Russia did not make any commitment to renew a United Nations-led cross-border aid operation into northwestern Syria during the meeting between United States President Joe Biden and his Russian counterpart Vladimir Putin on Wednesday.
There is expected to be a showdown over the issue at the United Nations Security Council next month as Washington and several other members of the 15-member Security Council are pushing to expand the cross-border operation, which U.N. aid chief Mark Lowcock has described as a "lifeline" for some 3 million Syrians in the country's north.
Russia has questioned the importance of the long-running operation.
There was "no commitment, but we made clear that this was of significant importance for us if there was going to be any further cooperation on Syria," a U.S. official said following the meeting between Biden and Putin in Geneva.
The U.S. official described the upcoming renewal as a test of whether the United States and Russia could work together.
The U.N. Security Council first authorized a cross-border aid operation by U.N. and nongovernmental organizations into Syria in 2014 at four points. Last year, it reduced that access to one crossing point from Turkey due to opposition from Russia and China over renewing all four.
The mandate for the operation expires on July 10. A resolution to extend council approval needs nine votes in favor and no veto from any of the five permanent members – Russia, China, the United States, France and Britain.
"For countless Syrians, this is a life-or-death vote," U.S. Ambassador to the United Nations Linda Thomas-Greenfield told U.S. lawmakers earlier on Wednesday.
Thomas-Greenfield visited the threatened Bab al-Hawa border crossing between Turkey and opposition-held northwest Syria earlier this month and warned that closing it would bring “senseless cruelty.”
In the past decade, the council has been divided over how to handle Syria, with Syrian regime ally Russia and China pitted against Western members. Russia has vetoed 16 resolutions related to Syria and was backed by China for many of those votes.
Russian forces have helped Bashar Assad’s regime survive the more than 10-year conflict, and Putin hopes to be a broker for Assad in any international reconstruction effort for that country. Russia holds the key veto on July 10 when the UNSC decides whether to extend the authorization for aid crossing from Turkey.

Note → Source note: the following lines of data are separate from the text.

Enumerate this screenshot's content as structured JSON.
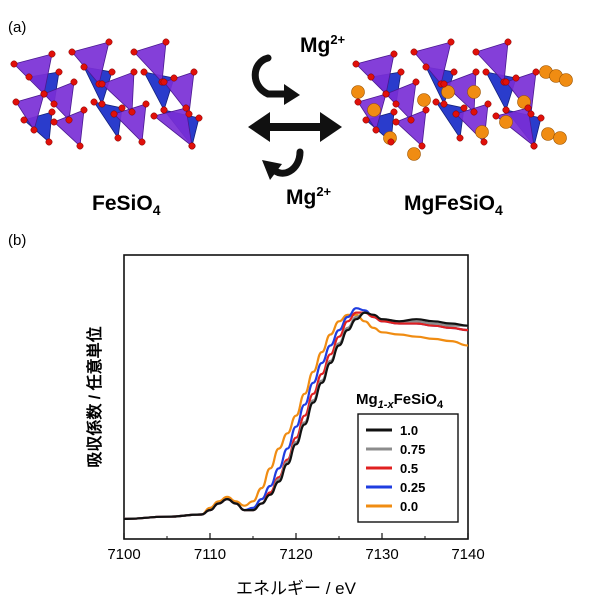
{
  "panel_a": {
    "label": "(a)",
    "left_structure": "FeSiO",
    "left_sub": "4",
    "right_structure": "MgFeSiO",
    "right_sub": "4",
    "top_ion": "Mg",
    "top_ion_sup": "2+",
    "bottom_ion": "Mg",
    "bottom_ion_sup": "2+",
    "colors": {
      "tetra_blue": "#2a3ccc",
      "tetra_purple": "#7a2fd6",
      "oxygen": "#e0100a",
      "magnesium": "#f08c12"
    }
  },
  "panel_b": {
    "label": "(b)",
    "legend_title_main": "Mg",
    "legend_title_sub": "1-x",
    "legend_title_rest": "FeSiO",
    "legend_title_sub2": "4"
  },
  "chart_data": {
    "type": "line",
    "xlabel": "エネルギー / eV",
    "ylabel": "吸収係数 / 任意単位",
    "xlim": [
      7100,
      7140
    ],
    "xticks": [
      "7100",
      "7110",
      "7120",
      "7130",
      "7140"
    ],
    "legend_placement": "lower-right",
    "series": [
      {
        "name": "1.0",
        "color": "#111111",
        "x": [
          7100,
          7105,
          7109,
          7110,
          7111,
          7112,
          7113,
          7114,
          7115,
          7116,
          7117,
          7118,
          7119,
          7120,
          7121,
          7122,
          7123,
          7124,
          7125,
          7126,
          7127,
          7128,
          7129,
          7130,
          7132,
          7134,
          7136,
          7138,
          7140
        ],
        "y": [
          0.03,
          0.04,
          0.05,
          0.07,
          0.1,
          0.12,
          0.1,
          0.07,
          0.07,
          0.1,
          0.14,
          0.2,
          0.28,
          0.37,
          0.46,
          0.56,
          0.65,
          0.74,
          0.82,
          0.89,
          0.94,
          0.97,
          0.96,
          0.94,
          0.93,
          0.94,
          0.93,
          0.92,
          0.91
        ]
      },
      {
        "name": "0.75",
        "color": "#8c8c8c",
        "x": [
          7100,
          7105,
          7109,
          7110,
          7111,
          7112,
          7113,
          7114,
          7115,
          7116,
          7117,
          7118,
          7119,
          7120,
          7121,
          7122,
          7123,
          7124,
          7125,
          7126,
          7127,
          7128,
          7129,
          7130,
          7132,
          7134,
          7136,
          7138,
          7140
        ],
        "y": [
          0.03,
          0.04,
          0.05,
          0.07,
          0.1,
          0.12,
          0.1,
          0.07,
          0.07,
          0.1,
          0.14,
          0.21,
          0.29,
          0.38,
          0.47,
          0.57,
          0.66,
          0.75,
          0.83,
          0.9,
          0.95,
          0.97,
          0.96,
          0.94,
          0.93,
          0.93,
          0.92,
          0.91,
          0.91
        ]
      },
      {
        "name": "0.5",
        "color": "#e02020",
        "x": [
          7100,
          7105,
          7109,
          7110,
          7111,
          7112,
          7113,
          7114,
          7115,
          7116,
          7117,
          7118,
          7119,
          7120,
          7121,
          7122,
          7123,
          7124,
          7125,
          7126,
          7127,
          7128,
          7129,
          7130,
          7132,
          7134,
          7136,
          7138,
          7140
        ],
        "y": [
          0.03,
          0.04,
          0.05,
          0.07,
          0.1,
          0.12,
          0.1,
          0.07,
          0.07,
          0.1,
          0.15,
          0.22,
          0.3,
          0.4,
          0.5,
          0.6,
          0.69,
          0.78,
          0.86,
          0.93,
          0.97,
          0.97,
          0.95,
          0.93,
          0.92,
          0.92,
          0.91,
          0.9,
          0.89
        ]
      },
      {
        "name": "0.25",
        "color": "#1f3de0",
        "x": [
          7100,
          7105,
          7109,
          7110,
          7111,
          7112,
          7113,
          7114,
          7115,
          7116,
          7117,
          7118,
          7119,
          7120,
          7121,
          7122,
          7123,
          7124,
          7125,
          7126,
          7127,
          7128,
          7129,
          7130,
          7132,
          7134,
          7136,
          7138,
          7140
        ],
        "y": [
          0.03,
          0.04,
          0.05,
          0.07,
          0.1,
          0.12,
          0.1,
          0.07,
          0.08,
          0.12,
          0.18,
          0.26,
          0.35,
          0.45,
          0.55,
          0.65,
          0.74,
          0.82,
          0.89,
          0.95,
          0.99,
          0.98,
          0.95,
          0.93,
          0.92,
          0.92,
          0.91,
          0.9,
          0.89
        ]
      },
      {
        "name": "0.0",
        "color": "#f08c12",
        "x": [
          7100,
          7105,
          7109,
          7110,
          7111,
          7112,
          7113,
          7114,
          7115,
          7116,
          7117,
          7118,
          7119,
          7120,
          7121,
          7122,
          7123,
          7124,
          7125,
          7126,
          7127,
          7128,
          7129,
          7130,
          7132,
          7134,
          7136,
          7138,
          7140
        ],
        "y": [
          0.03,
          0.04,
          0.05,
          0.08,
          0.11,
          0.13,
          0.11,
          0.09,
          0.11,
          0.17,
          0.26,
          0.35,
          0.42,
          0.5,
          0.6,
          0.7,
          0.79,
          0.87,
          0.93,
          0.96,
          0.96,
          0.93,
          0.9,
          0.88,
          0.87,
          0.86,
          0.85,
          0.84,
          0.82
        ]
      }
    ]
  }
}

The Russian leader has already pressed successfully for shutting down all other international humanitarian crossings into Syria and argues that Assad should handle the distribution of any aid.
The aid crossing from Turkey into opposition-held northwest Syria serves up to 4 million people in Syria’s last remaining opposition stronghold. A decade of civil war in the Middle Eastern country has killed a half-million people, displaced half of the population, left the economy in ruins, and drawn in foreign armies and extremist groups.
Shutting down the international aid corridor and putting the Assad regime in charge of any humanitarian distribution would help position Assad as the winner in the war and Syria’s rightful ruler in the aftermath. It would also deepen the regional influence of Assad’s ally, Russia, in any rebuilding of Syria.
Opponents say the Assad regime has not hesitated to use civilian starvation and siege as a weapon in the war, and fear a destabilizing surge of refugees into neighboring Turkey if the crossing shuts down. Turkey, which already hosts close to 4 million Syrian refugees, joins the U.S. in opposing the closure of the crossing.
If Russia vetoes the reauthorization of the remaining U.N. aid corridor from Turkey to northwest Syria it will “unleash a humanitarian calamity,” Human Rights Watch (HRW) stated last week, urging the body to open full cross-border operations and further border gates as the current resolution is set to expire July 10.